Without documentation that matches the codes and modifiers used, insurance payers will often conclude the service wasn’t medically necessary — and deny the claim. Clear documentation of medical necessity, combined with early verification of a patient’s insurance coverage, prevents claim denials. In addition, carefully following parenthetical instructions helps ensure procedures are reported correctly, especially when services are subject to bundling rules.
Failure to Code to Specificity
Orthopedic claims often fail because coders choose broader, less specific codes rather than the most precise ones:
- Using generic joint pain (e.g., “M25.50”) instead of a specific joint pain code (e.g., “M25.561” for right knee).
- Failing to capture laterality (-LT/-RT) and episode details using the 7th Character (e.g., fracture stages).
Coders trained in orthopedic nuance are crucial because small details determine whether a payer views the service as included, distinct, or non-reimbursable.
Orthopedic Supplies, DME, and HCPCS Coding Confusion
Orthopedic practices bill not only physician services but also supplies and durable medical equipment (DME).
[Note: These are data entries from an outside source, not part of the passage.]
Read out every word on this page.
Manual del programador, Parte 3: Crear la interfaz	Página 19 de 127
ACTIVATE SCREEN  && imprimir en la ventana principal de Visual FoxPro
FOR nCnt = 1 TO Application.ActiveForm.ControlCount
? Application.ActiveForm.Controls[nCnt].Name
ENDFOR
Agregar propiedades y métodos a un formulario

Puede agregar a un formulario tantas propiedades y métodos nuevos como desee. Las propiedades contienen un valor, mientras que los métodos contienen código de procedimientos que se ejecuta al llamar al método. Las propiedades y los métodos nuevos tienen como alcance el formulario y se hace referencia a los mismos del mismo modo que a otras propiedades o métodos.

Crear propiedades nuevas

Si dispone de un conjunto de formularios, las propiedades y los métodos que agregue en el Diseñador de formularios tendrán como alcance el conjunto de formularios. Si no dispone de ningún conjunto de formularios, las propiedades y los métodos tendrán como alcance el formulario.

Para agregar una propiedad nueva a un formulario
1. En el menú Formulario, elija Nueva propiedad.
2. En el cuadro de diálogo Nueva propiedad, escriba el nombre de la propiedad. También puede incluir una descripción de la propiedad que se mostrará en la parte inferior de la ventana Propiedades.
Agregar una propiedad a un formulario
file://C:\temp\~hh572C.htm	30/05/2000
These require HCPCS codes, which are separate from CPT procedure codes — and errors here also trigger denials.
For example:
- Braces and splints need the right HCPCS code to be reimbursed.
- Mislabeling a supply as a procedure or vice versa will cause payers to reject or downcode the line item.
Accurate supply coding avoids unnecessary bundling problems and ensures that services and supplies are reimbursed.
Global Period Confusion
Orthopedic surgeries often come with a global period (e.g., 90 days) during which postoperative care is bundled into the initial payment.
Problems occur when:
- Follow-up services unrelated to the surgery are billed without appropriate modifiers (e.g., 24, 79).
- The practice fails to separate routine postoperative care from a new medical issue.
Without correct coding, payers mark even legitimate services as “included” in global packages — and deny separate reimbursement.
Diagnosis–Procedure Mismatch
Coders must carefully review provider documentation to determine whether the condition is described as suspected, probable, or confirmed. When a definitive diagnosis is documented, claims should reflect that diagnosis instead of general symptom codes.
Payers expect the diagnosis code to logically support the procedure performed. When there is a mismatch between the diagnosis and the reported service, claims may be denied for lack of medical necessity—even if the care provided was appropriate.
How Practices Can Fix These Issues
- Use Specialty-Trained Coders: Coders with orthopedic expertise catch modifier and specificity issues before claims are submitted.
- Follow NCCI Edits & Bundling Rules: Pre-billing software or manual checks against CMS NCCI tables help prevent unbundling mistakes.
- Strengthen Clinical Documentation : Encourage surgeons to include laterality, anatomical detail, guidance use, and documented medical necessity.
- Conduct Regular Audits : Conducting the internal audit for compliance and a comprehensive documentation review ensures coding accuracy with proper modifier usage.
- Continuous Training & Updates : Always get updated on latest CMS code change and follow the AAOS (American Academy of Orthopedic Surgeons) coding resources for udating the knowledge of billing teams on CPT/HCPCS and ICD-10 codes.
For orthopedic practices, managing these billing complexities internally can quickly become overwhelming. With complex code interactions, modifier misuse, documentation gaps, and evolving CMS and payer rules, even minor errors can lead to costly denials. Partnering with a specialized healthcare revenue cycle management team helps practices streamline coding workflows, ensure compliance, reduce denials, and maintain steady cash flow—allowing providers to focus on patient care rather than administrative burdens.